With the federal government finally passing its signature $10 billion housing pledge, some investors worry that apartments may no longer be such a good investment with so much new supply set to be delivered.
But experts in the industry say that really shouldn’t be a concern. “If I were an investor, I wouldn’t be too fussed about it,” says AMP Capital chief economist Dr Shane Oliver.
“There’ll still be an undersupply of property even if the government does manage to hit their target of building 240,000 homes, which is difficult to imagine with so many capacity constraints in the home building industry. But any fall in price or rents would require a cutback in immigration, and that’s not about to happen.”
The latest Australian Bureau of Statistics data showed that Australia’s population rose by 563,000 or 2.2 per cent over 12 months to March 31 this year, with 454,000 coming from immigration. Long-term projections suggest we are on track for net immigration of 500,000 or more in the last financial year.
“So really, with the new supply coming, it should actually make it easier for investors, giving them more choice and a larger available rental pool,” Oliver says.
Rental vacancy rates are still at record lows around Australia, and most rents are at record highs. That won’t change any time soon, suggests Murray Wood, director of Belle Property International.
“Most of the new housing – which will be apartments – will be in the middle rings of the capital cities around transport hubs, and maybe some in the outer suburbs,” he says. “But they will still take a long time to happen.
“In NSW, for instance, the planning codes run by local councils are antiquated, from the 1920s, and it takes a long, long time to get new projects approved. In Melbourne, it’s faster and in Brisbane cheaper, so a lot of labour is going there, which makes it easier.”
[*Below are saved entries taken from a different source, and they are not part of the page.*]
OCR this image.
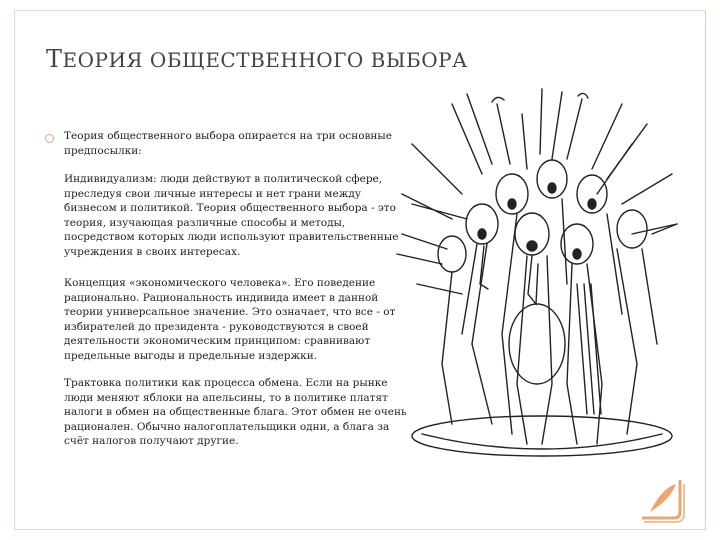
ТЕОРИЯ ОБЩЕСТВЕННОГО ВЫБОРА
Теория общественного выбора опирается на три основные предпосылки:
Индивидуализм: люди действуют в политической сфере, преследуя свои личные интересы и нет грани между бизнесом и политикой. Теория общественного выбора - это теория, изучающая различные способы и методы, посредством которых люди используют правительственные учреждения в своих интересах.
Концепция «экономического человека». Его поведение рационально. Рациональность индивида имеет в данной теории универсальное значение. Это означает, что все - от избирателей до президента - руководствуются в своей деятельности экономическим принципом: сравнивают предельные выгоды и предельные издержки.
Трактовка политики как процесса обмена. Если на рынке люди меняют яблоки на апельсины, то в политике платят налоги в обмен на общественные блага. Этот обмен не очень рационален. Обычно налогоплательщики одни, а блага за счёт налогов получают другие.
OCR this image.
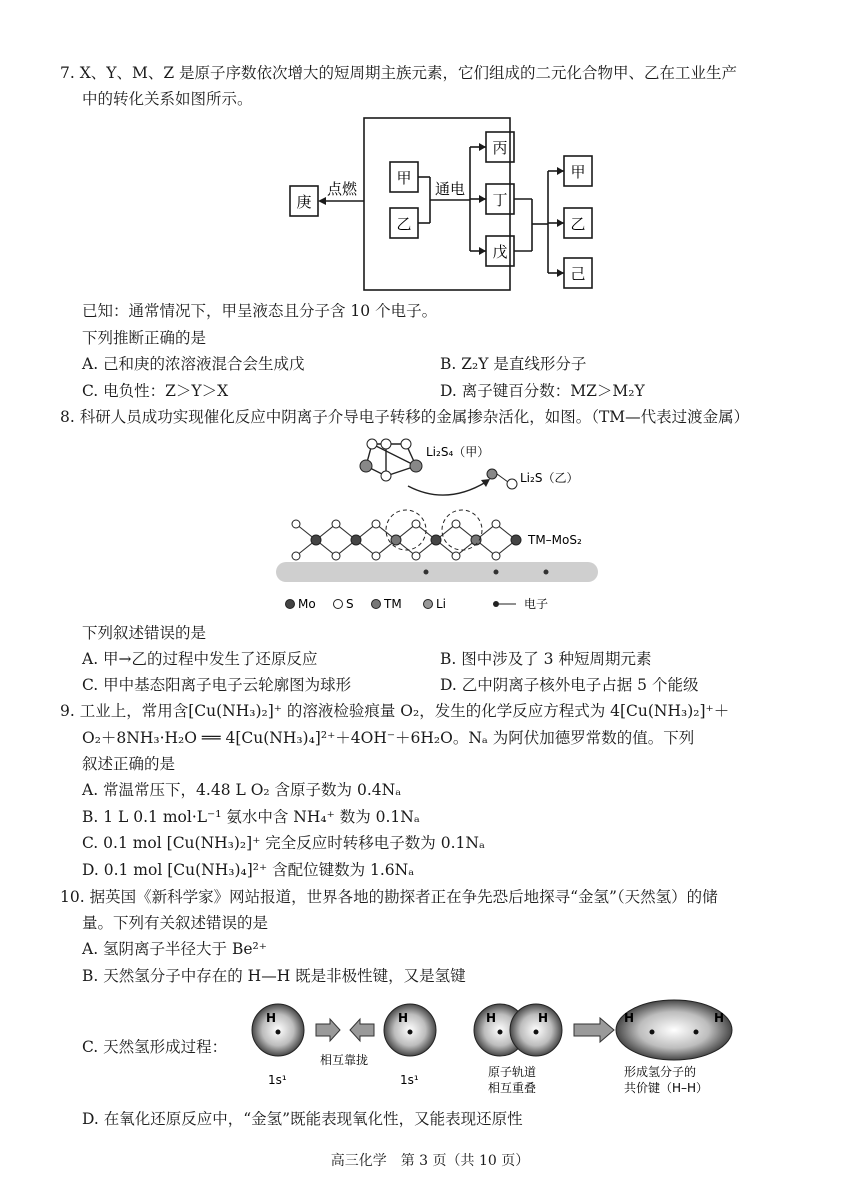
7. X、Y、M、Z 是原子序数依次增大的短周期主族元素，它们组成的二元化合物甲、乙在工业生产
中的转化关系如图所示。
庚
点燃
甲
乙
通电
丙
丁
戊
甲
乙
己
已知：通常情况下，甲呈液态且分子含 10 个电子。
下列推断正确的是
A. 己和庚的浓溶液混合会生成戊	B. Z₂Y 是直线形分子
C. 电负性：Z＞Y＞X	D. 离子键百分数：MZ＞M₂Y
8. 科研人员成功实现催化反应中阴离子介导电子转移的金属掺杂活化，如图。（TM—代表过渡金属）
Li₂S₄（甲）
Li₂S（乙）
TM–MoS₂
Mo	S	TM	Li	电子
下列叙述错误的是
A. 甲→乙的过程中发生了还原反应	B. 图中涉及了 3 种短周期元素
C. 甲中基态阳离子电子云轮廓图为球形	D. 乙中阴离子核外电子占据 5 个能级
9. 工业上，常用含[Cu(NH₃)₂]⁺ 的溶液检验痕量 O₂，发生的化学反应方程式为 4[Cu(NH₃)₂]⁺＋
O₂＋8NH₃·H₂O ══ 4[Cu(NH₃)₄]²⁺＋4OH⁻＋6H₂O。Nₐ 为阿伏加德罗常数的值。下列
叙述正确的是
A. 常温常压下，4.48 L O₂ 含原子数为 0.4Nₐ
B. 1 L 0.1 mol·L⁻¹ 氨水中含 NH₄⁺ 数为 0.1Nₐ
C. 0.1 mol [Cu(NH₃)₂]⁺ 完全反应时转移电子数为 0.1Nₐ
D. 0.1 mol [Cu(NH₃)₄]²⁺ 含配位键数为 1.6Nₐ
10. 据英国《新科学家》网站报道，世界各地的勘探者正在争先恐后地探寻“金氢”（天然氢）的储
量。下列有关叙述错误的是
A. 氢阴离子半径大于 Be²⁺
B. 天然氢分子中存在的 H—H 既是非极性键，又是氢键
C. 天然氢形成过程：
H
1s¹
相互靠拢
H
1s¹
H	H
原子轨道
相互重叠
H	H
形成氢分子的
共价键（H–H）
D. 在氧化还原反应中，“金氢”既能表现氧化性，又能表现还原性
高三化学　第 3 页（共 10 页）
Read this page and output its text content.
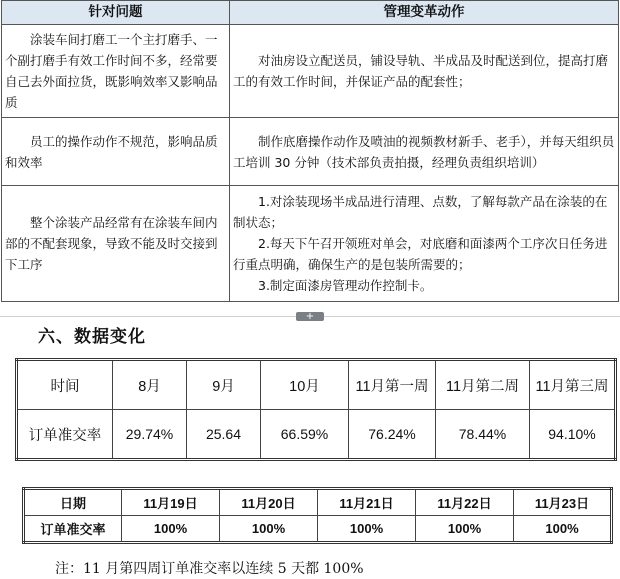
针对问题	管理变革动作

涂装车间打磨工一个主打磨手、一个副打磨手有效工作时间不多，经常要自己去外面拉货，既影响效率又影响品质	对油房设立配送员，铺设导轨、半成品及时配送到位，提高打磨工的有效工作时间，并保证产品的配套性；

员工的操作动作不规范，影响品质和效率	制作底磨操作动作及喷油的视频教材新手、老手），并每天组织员工培训 30 分钟（技术部负责拍摄，经理负责组织培训）

整个涂装产品经常有在涂装车间内部的不配套现象，导致不能及时交接到下工序	1.对涂装现场半成品进行清理、点数，了解每款产品在涂装的在制状态；
2.每天下午召开领班对单会，对底磨和面漆两个工序次日任务进行重点明确，确保生产的是包装所需要的；
3.制定面漆房管理动作控制卡。
+
六、数据变化
时间	8月	9月	10月	11月第一周	11月第二周	11月第三周
订单准交率	29.74%	25.64	66.59%	76.24%	78.44%	94.10%
日期	11月19日	11月20日	11月21日	11月22日	11月23日
订单准交率	100%	100%	100%	100%	100%
注：11 月第四周订单准交率以连续 5 天都 100%
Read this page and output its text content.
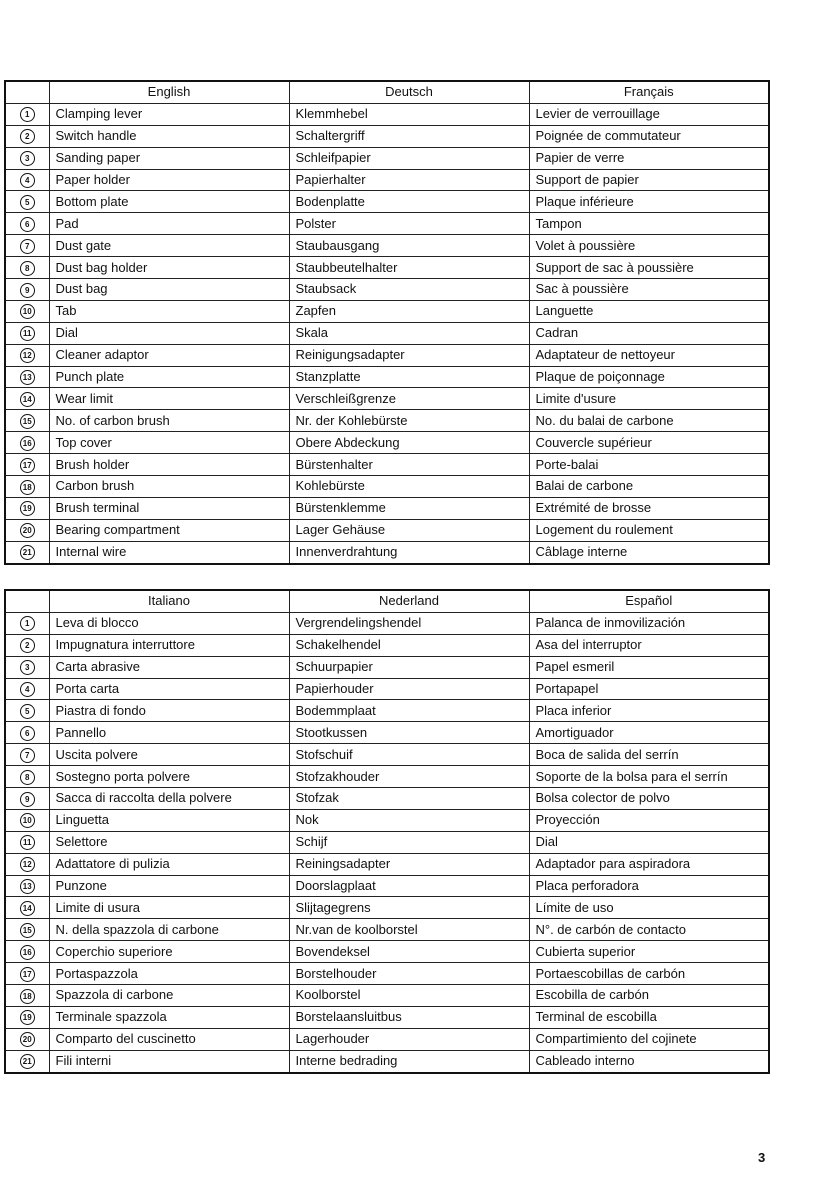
	English	Deutsch	Français
1	Clamping lever	Klemmhebel	Levier de verrouillage
2	Switch handle	Schaltergriff	Poignée de commutateur
3	Sanding paper	Schleifpapier	Papier de verre
4	Paper holder	Papierhalter	Support de papier
5	Bottom plate	Bodenplatte	Plaque inférieure
6	Pad	Polster	Tampon
7	Dust gate	Staubausgang	Volet à poussière
8	Dust bag holder	Staubbeutelhalter	Support de sac à poussière
9	Dust bag	Staubsack	Sac à poussière
10	Tab	Zapfen	Languette
11	Dial	Skala	Cadran
12	Cleaner adaptor	Reinigungsadapter	Adaptateur de nettoyeur
13	Punch plate	Stanzplatte	Plaque de poiçonnage
14	Wear limit	Verschleißgrenze	Limite d'usure
15	No. of carbon brush	Nr. der Kohlebürste	No. du balai de carbone
16	Top cover	Obere Abdeckung	Couvercle supérieur
17	Brush holder	Bürstenhalter	Porte-balai
18	Carbon brush	Kohlebürste	Balai de carbone
19	Brush terminal	Bürstenklemme	Extrémité de brosse
20	Bearing compartment	Lager Gehäuse	Logement du roulement
21	Internal wire	Innenverdrahtung	Câblage interne
	Italiano	Nederland	Español
1	Leva di blocco	Vergrendelingshendel	Palanca de inmovilización
2	Impugnatura interruttore	Schakelhendel	Asa del interruptor
3	Carta abrasive	Schuurpapier	Papel esmeril
4	Porta carta	Papierhouder	Portapapel
5	Piastra di fondo	Bodemmplaat	Placa inferior
6	Pannello	Stootkussen	Amortiguador
7	Uscita polvere	Stofschuif	Boca de salida del serrín
8	Sostegno porta polvere	Stofzakhouder	Soporte de la bolsa para el serrín
9	Sacca di raccolta della polvere	Stofzak	Bolsa colector de polvo
10	Linguetta	Nok	Proyección
11	Selettore	Schijf	Dial
12	Adattatore di pulizia	Reiningsadapter	Adaptador para aspiradora
13	Punzone	Doorslagplaat	Placa perforadora
14	Limite di usura	Slijtagegrens	Límite de uso
15	N. della spazzola di carbone	Nr.van de koolborstel	N°. de carbón de contacto
16	Coperchio superiore	Bovendeksel	Cubierta superior
17	Portaspazzola	Borstelhouder	Portaescobillas de carbón
18	Spazzola di carbone	Koolborstel	Escobilla de carbón
19	Terminale spazzola	Borstelaansluitbus	Terminal de escobilla
20	Comparto del cuscinetto	Lagerhouder	Compartimiento del cojinete
21	Fili interni	Interne bedrading	Cableado interno
3
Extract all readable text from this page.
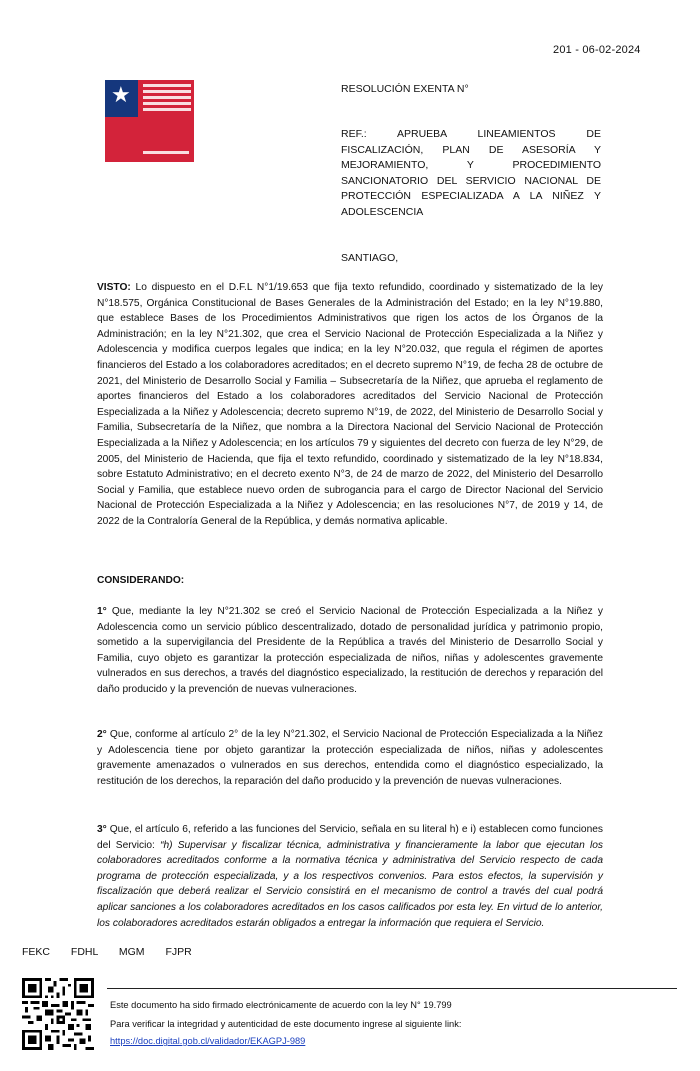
201 - 06-02-2024
★	RESOLUCIÓN EXENTA N°
REF.: APRUEBA LINEAMIENTOS DE FISCALIZACIÓN, PLAN DE ASESORÍA Y MEJORAMIENTO, Y PROCEDIMIENTO SANCIONATORIO DEL SERVICIO NACIONAL DE PROTECCIÓN ESPECIALIZADA A LA NIÑEZ Y ADOLESCENCIA
SANTIAGO,

VISTO: Lo dispuesto en el D.F.L N°1/19.653 que fija texto refundido, coordinado y sistematizado de la ley N°18.575, Orgánica Constitucional de Bases Generales de la Administración del Estado; en la ley N°19.880, que establece Bases de los Procedimientos Administrativos que rigen los actos de los Órganos de la Administración; en la ley N°21.302, que crea el Servicio Nacional de Protección Especializada a la Niñez y Adolescencia y modifica cuerpos legales que indica; en la ley N°20.032, que regula el régimen de aportes financieros del Estado a los colaboradores acreditados; en el decreto supremo N°19, de fecha 28 de octubre de 2021, del Ministerio de Desarrollo Social y Familia – Subsecretaría de la Niñez, que aprueba el reglamento de aportes financieros del Estado a los colaboradores acreditados del Servicio Nacional de Protección Especializada a la Niñez y Adolescencia; decreto supremo N°19, de 2022, del Ministerio de Desarrollo Social y Familia, Subsecretaría de la Niñez, que nombra a la Directora Nacional del Servicio Nacional de Protección Especializada a la Niñez y Adolescencia; en los artículos 79 y siguientes del decreto con fuerza de ley N°29, de 2005, del Ministerio de Hacienda, que fija el texto refundido, coordinado y sistematizado de la ley N°18.834, sobre Estatuto Administrativo; en el decreto exento N°3, de 24 de marzo de 2022, del Ministerio del Desarrollo Social y Familia, que establece nuevo orden de subrogancia para el cargo de Director Nacional del Servicio Nacional de Protección Especializada a la Niñez y Adolescencia; en las resoluciones N°7, de 2019 y 14, de 2022 de la Contraloría General de la República, y demás normativa aplicable.

CONSIDERANDO:

1° Que, mediante la ley N°21.302 se creó el Servicio Nacional de Protección Especializada a la Niñez y Adolescencia como un servicio público descentralizado, dotado de personalidad jurídica y patrimonio propio, sometido a la supervigilancia del Presidente de la República a través del Ministerio de Desarrollo Social y Familia, cuyo objeto es garantizar la protección especializada de niños, niñas y adolescentes gravemente vulnerados en sus derechos, a través del diagnóstico especializado, la restitución de derechos y reparación del daño producido y la prevención de nuevas vulneraciones.

2° Que, conforme al artículo 2° de la ley N°21.302, el Servicio Nacional de Protección Especializada a la Niñez y Adolescencia tiene por objeto garantizar la protección especializada de niños, niñas y adolescentes gravemente amenazados o vulnerados en sus derechos, entendida como el diagnóstico especializado, la restitución de los derechos, la reparación del daño producido y la prevención de nuevas vulneraciones.

3° Que, el artículo 6, referido a las funciones del Servicio, señala en su literal h) e i) establecen como funciones del Servicio: “h) Supervisar y fiscalizar técnica, administrativa y financieramente la labor que ejecutan los colaboradores acreditados conforme a la normativa técnica y administrativa del Servicio respecto de cada programa de protección especializada, y a los respectivos convenios. Para estos efectos, la supervisión y fiscalización que deberá realizar el Servicio consistirá en el mecanismo de control a través del cual podrá aplicar sanciones a los colaboradores acreditados en los casos calificados por esta ley. En virtud de lo anterior, los colaboradores acreditados estarán obligados a entregar la información que requiera el Servicio.

FEKC FDHL MGM FJPR
Este documento ha sido firmado electrónicamente de acuerdo con la ley N° 19.799
Para verificar la integridad y autenticidad de este documento ingrese al siguiente link:
https://doc.digital.gob.cl/validador/EKAGPJ-989
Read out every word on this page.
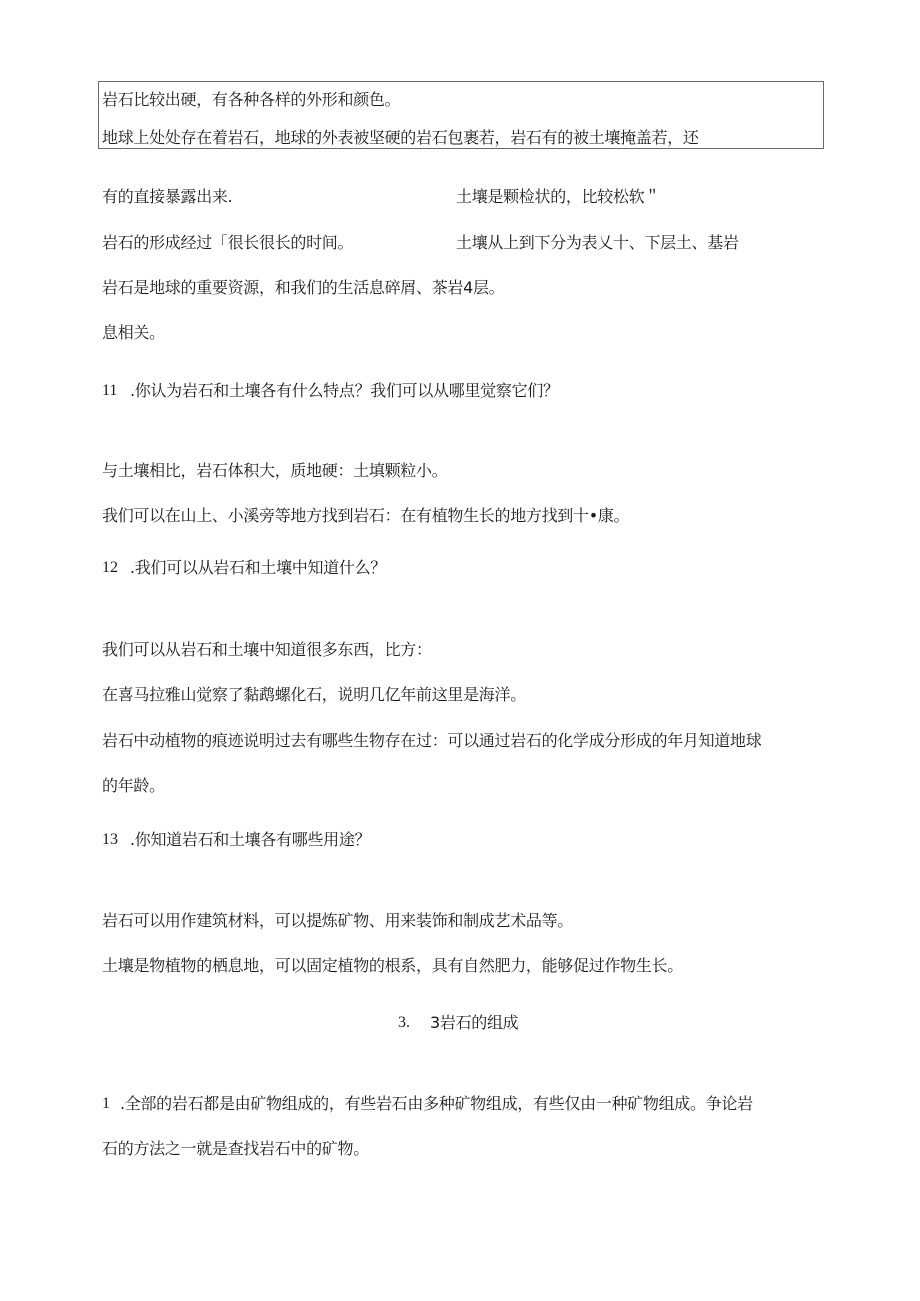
岩石比较出硬，有各种各样的外形和颜色。
地球上处处存在着岩石，地球的外表被坚硬的岩石包裹若，岩石有的被土壤掩盖若，还
有的直接暴露出来.	土壤是颗检状的，比较松软＂
岩石的形成经过「很长很长的时间。	土壤从上到下分为表乂十、下层土、基岩
岩石是地球的重要资源，和我们的生活息碎屑、茶岩4层。
息相关。
11 .你认为岩石和土壤各有什么特点？我们可以从哪里觉察它们？
与土壤相比，岩石体积大，质地硬：土填颗粒小。
我们可以在山上、小溪旁等地方找到岩石：在有植物生长的地方找到十•康。
12 .我们可以从岩石和土壤中知道什么？
我们可以从岩石和土壤中知道很多东西，比方：
在喜马拉雅山觉察了黏鹉螺化石，说明几亿年前这里是海洋。
岩石中动植物的痕迹说明过去有哪些生物存在过：可以通过岩石的化学成分形成的年月知道地球
的年龄。
13 .你知道岩石和土壤各有哪些用途？
岩石可以用作建筑材料，可以提炼矿物、用来装饰和制成艺术品等。
土壤是物植物的栖息地，可以固定植物的根系，具有自然肥力，能够促过作物生长。
3. 3岩石的组成
1 .全部的岩石都是由矿物组成的，有些岩石由多种矿物组成，有些仅由一种矿物组成。争论岩
石的方法之一就是查找岩石中的矿物。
Apartments will only continue to grow in popularity, too, Wood believes, propping up both rental yields and capital value growth. “With so much migration, our cultural mix is such that many people have grown up in apartments, and it’s a way of life to them,” he says.
Senior economist at Oxford Economics Australia Maree Kilroy advises that, from planning all the new apartments and site selection for, say, a 200-unit building up to the point at which it’s completed, it tends to average around seven years. In the meantime, she sees the gap between the prices of apartments and houses tending to close.
“There is still no easing in sight for the rental market,” she says. “With migration, I would expect demand only to increase further, so the market will be really strong.
“Some households are reaching affordability ceilings in their ability to afford additional double-digit rental increases, but household budgets generally have held up and are proving resilient, so their capacity to pay more is greater than we initially thought.”
In addition, Oliver points out that a large slice of the new apartments from the Housing Australia Future Fund is designed to be social and affordable housing, which won’t be traditional investor stock anyway. “So I don’t think it will create a problem for investors,” he says.